Colonnine Free To X: prezzo in autostrada e come funzionano

Le colonnine Free To X sono le infrastrutture di ricarica ultra-rapida presenti in autostrada al costo di 69 centesimi al kWh

24 dicembre 2021 - 9:00

Le colonnine Free To X sono le infrastrutture di ricarica realizzate all’interno delle aree di servizio di Autostrade per l’Italia, e da ASPI finanziato insieme ai partner che decidono di collaborare. Le colonnine sono e saranno infatti frutto di collaborazioni tra la società e i principali operatori, tra cui Enel X, Be Charge e Duferco Energia.
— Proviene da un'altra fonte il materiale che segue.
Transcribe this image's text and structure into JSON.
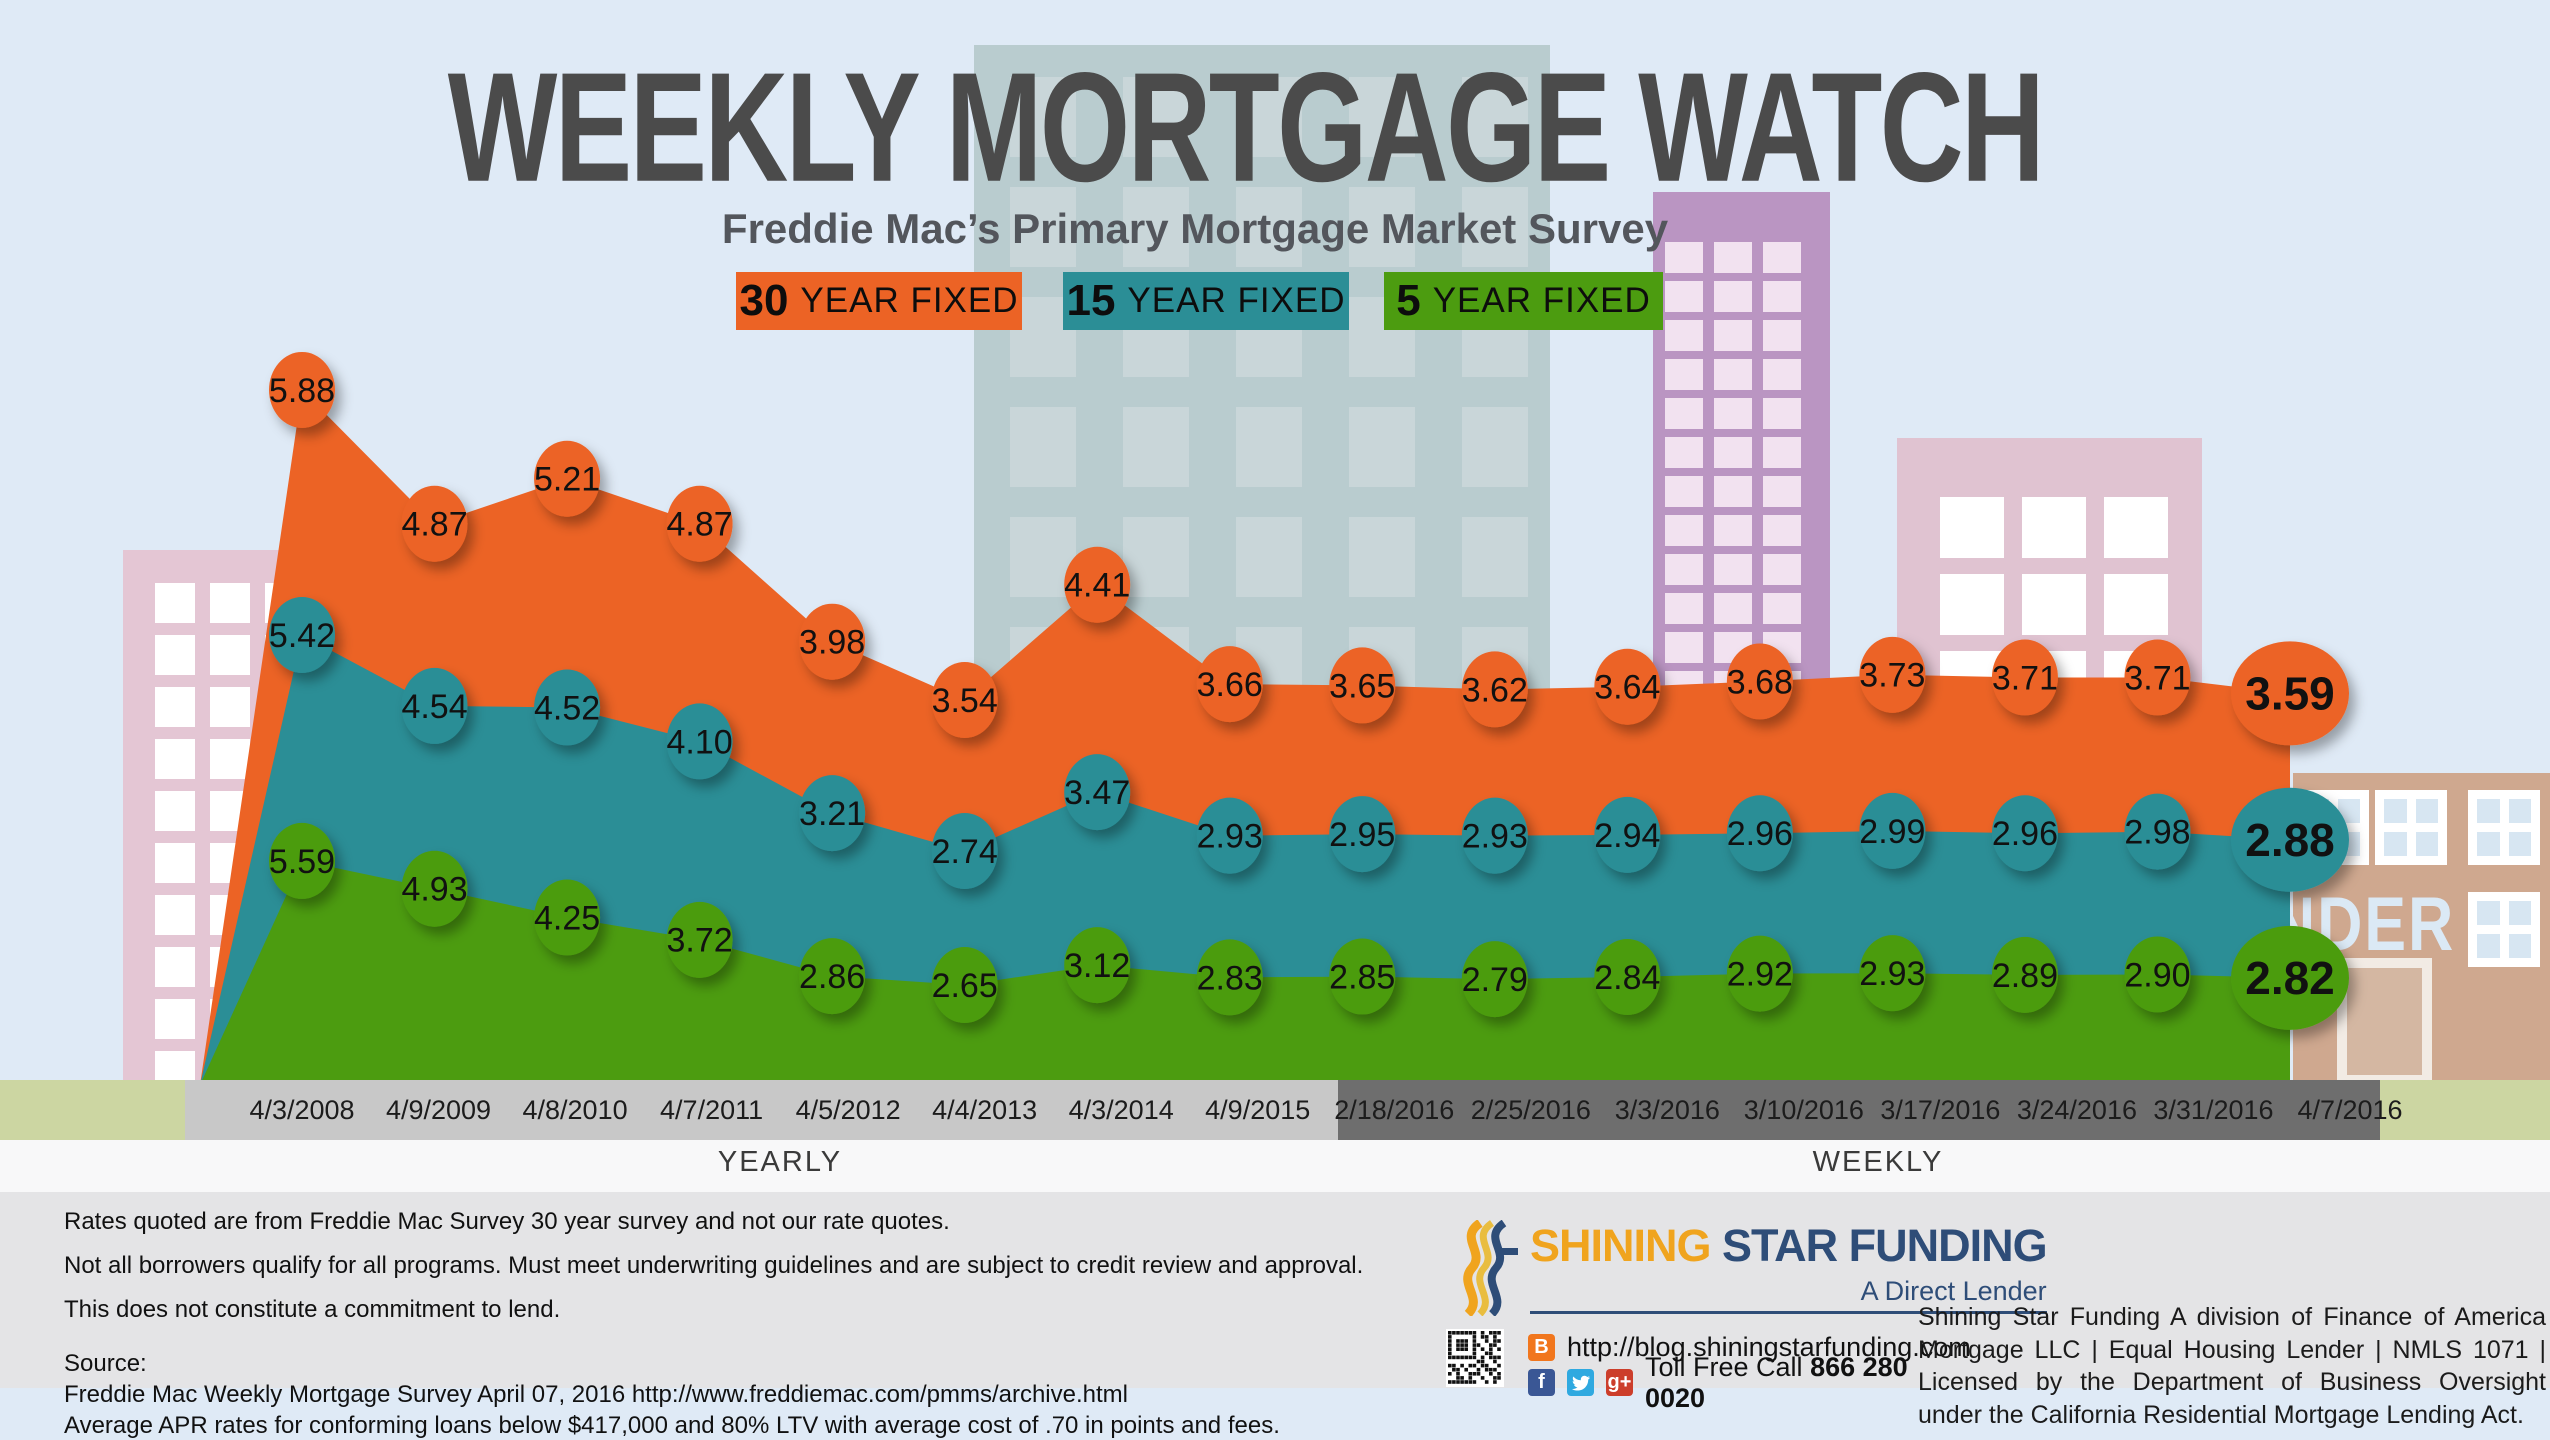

L’ambizioso piano di ASPI prevede di arrivare ad avere colonnine autostradali ogni 90 km entro il 2023, e già nel 2021 dovevano esserne completate un numero piuttosto importante. Al momento, però, ne sono state attivate 4, l’ultima delle quali è quella nella stazione di servizio Conero Ovest, nelle Marche. Le colonnine Free To X si uniscono alle colonnine Ionity presenti in alcune stazioni di servizio, come per esempio quella di Aosta.

Colonnine Free To X: dove sono e la loro potenza di ricarica

Come detto, sono attualmente quattro le colonnine Free To X completate e funzionanti:

  • Area di servizio Flaminia Est sull’A1 Milano-Napoli Km 509.1 direzione Firenze tra Ponzano Romano – Soratte e Magliano Sabina;
  • Area di servizio Secchia Ovest sull’A1 Milano-Napoli Km 156.5 direzione Bologna tra Allacciamento A1/A22 e Modena Nord;
  • Area di servizio S. Zenone Ovest sull’A1 Milano-Napoli Km 15.1 direzione Bologna tra Melegnano e Lodi;
  • Area di servizio Conero Ovest sull’A14 Bologna-Taranto Km 239 direzione Pescara tra Ancona Sud e Porto Recanati;

Tutte le colonnine sono a ricarica ultra-rapida con due connettori CCS e uno CHAdeMO, con potenza fino a 300 kW e tempi di rifornimento promessi di 15-20 minuti. Insieme alle Ionity, ai Tesla Supercharger e alle Hyper Charge di Enel X rappresentano le colonnine più potenti in territorio italiano. Come appare evidente, sono ancora poche e soprattutto uni-direzionali. Ciò significa che io, con la mia auto elettrica, se volessi andare da Monza verso Bologna o Rimini potrei sfruttarle, mentre al ritorno dovrei affidarmi ad altro.

Tariffe e funzionamento

La loro potenza fa sì che ovviamente non rientrino tra le colonnine gratuite: il costo di ricarica è infatti pari a 0,69€/kWh, anche se sappiamo che poi l’effettivo costo dipende dalla capienza della batteria.

Riguardo al funzionamento, ammetto che mi ha lasciato alquanto perplesso. Esiste un’app ufficiale di Free To X, sulla quale è presente anche una carta geografica la quale però non mostra né la presenza delle colonnine, né ti dà modo di sfruttarle. Lo stesso sito ti rimanda all’app o tessera RFID del provider che si è occupato di quella colonnina.

Una scelta che trovo alquanto scomoda, perché costringe ad avere mille app diverse sul telefono: per questo, il mio consiglio è di usare l’app Juice Pass di Enel X, che le segnala tutte anche quando non sono sue; o ancora meglio l’app di evway. In entrambi i casi, sarà possibile attivare la ricarica e pagarla.